Note: This piece is an excerpt from an upcoming law review article titled “The Dark Future of Privacy in Ethiopia, And How to Stop It”
Ethiopia doesn't have laws that are specifically designed to deal with privacy and data protection issues except a few set of rules contained in various pieces of legislation that guarantee right to privacy rather in a very indirect fashion. The major sources of Ethiopian law dealing with issues of privacy and data protection can generally be grouped into four categories. These are: (1) the constitution, (2) international human rights instruments, (3) subsidiary laws and (4) case law. This piece briefly highlights these sources of Ethiopian privacy law. In so doing, it aims at providing a synopsis of operational privacy rules in Ethiopia.
Ethiopia recognized right to privacy throughout its brief constitutional history, albeit to a different degree.

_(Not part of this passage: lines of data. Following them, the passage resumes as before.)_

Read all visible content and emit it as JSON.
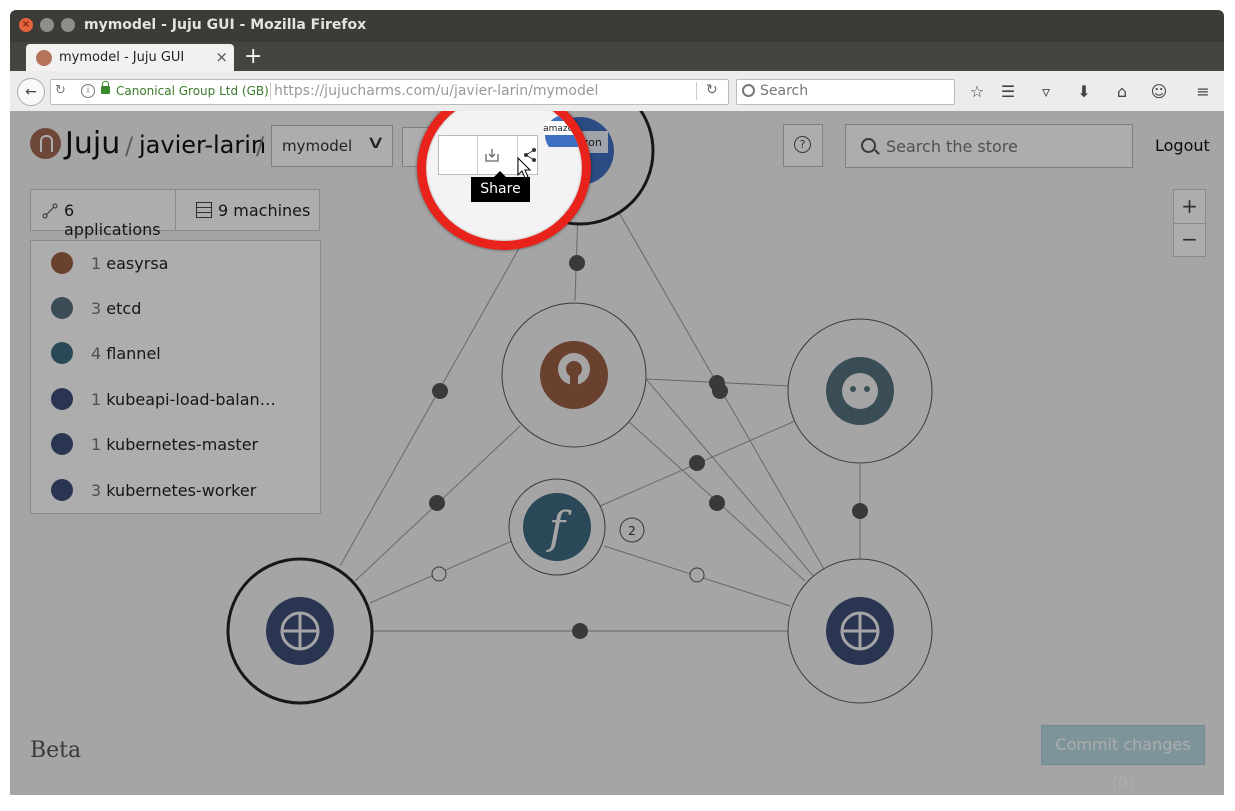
{
  "window": {
    "title": "mymodel - Juju GUI - Mozilla Firefox"
  },
  "browser": {
    "tab_title": "mymodel - Juju GUI",
    "tab_close": "×",
    "new_tab": "+",
    "org": "Canonical Group Ltd (GB)",
    "url": "https://jujucharms.com/u/javier-larin/mymodel",
    "search_placeholder": "Search"
  },
  "header": {
    "brand": "Juju",
    "slash": "/",
    "user": "javier-larin",
    "model": "mymodel",
    "help": "?",
    "store_search_placeholder": "Search the store",
    "logout": "Logout"
  },
  "summary": {
    "applications": "6 applications",
    "machines": "9 machines"
  },
  "applications": [
    {
      "count": "1",
      "name": "easyrsa",
      "color": "#9c5f44"
    },
    {
      "count": "3",
      "name": "etcd",
      "color": "#56707f"
    },
    {
      "count": "4",
      "name": "flannel",
      "color": "#3f6a80"
    },
    {
      "count": "1",
      "name": "kubeapi-load-balan…",
      "color": "#3e4f7a"
    },
    {
      "count": "1",
      "name": "kubernetes-master",
      "color": "#3e4f7a"
    },
    {
      "count": "3",
      "name": "kubernetes-worker",
      "color": "#3e4f7a"
    }
  ],
  "zoom": {
    "in": "+",
    "out": "−"
  },
  "canvas": {
    "relation_badge": "2",
    "aws_label": "amazon web services"
  },
  "tooltip": {
    "share": "Share"
  },
  "footer": {
    "beta": "Beta",
    "commit": "Commit changes (0)"
  },
  "colors": {
    "magnifier_ring": "#e8231b",
    "commit_bg": "#b8dbe5"
  }
}
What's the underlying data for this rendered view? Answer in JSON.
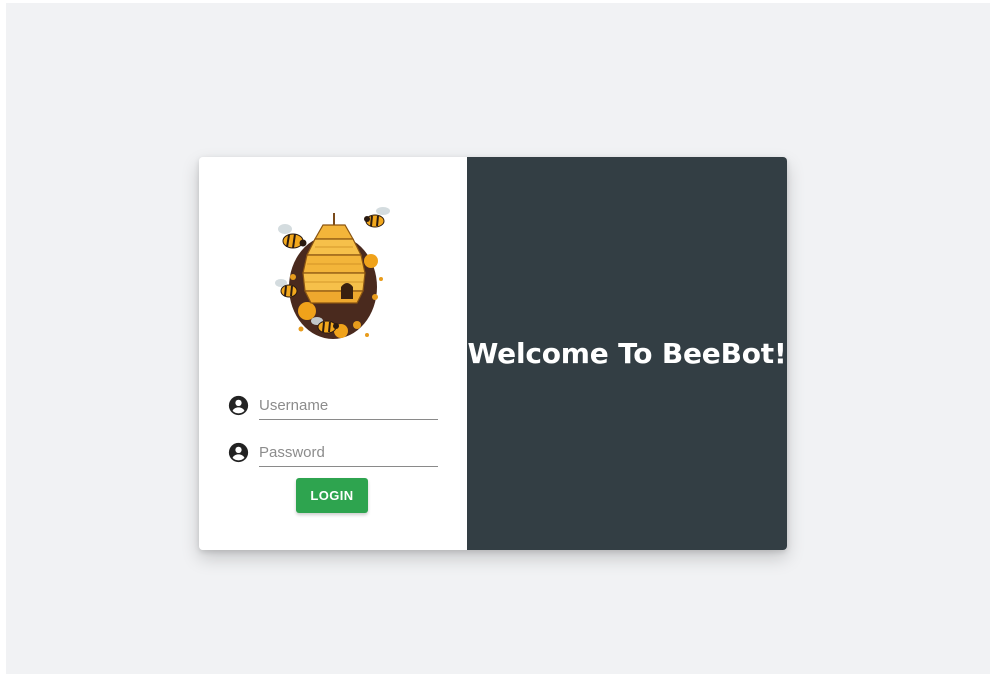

The first written constitution of 1931 explicitly recognized the right of Ethiopian subjects not to be subjected to domiciliary searches and the right to confidentiality of correspondences except in cases provided by law. These rights were also incorporated with a more amplified tone in the revised constitution of 1955. The 1987 constitution of the Dergue also did guarantee Ethiopians the right to the inviolability of their persons and home along with secrecy of correspondences. The transitional government charter didn’t make a specific reference to privacy safeguards; but it did state that all rights provided for under the Universal Declaration of Human Rights (UDHR) shall be fully respected, and without any limitation whatsoever.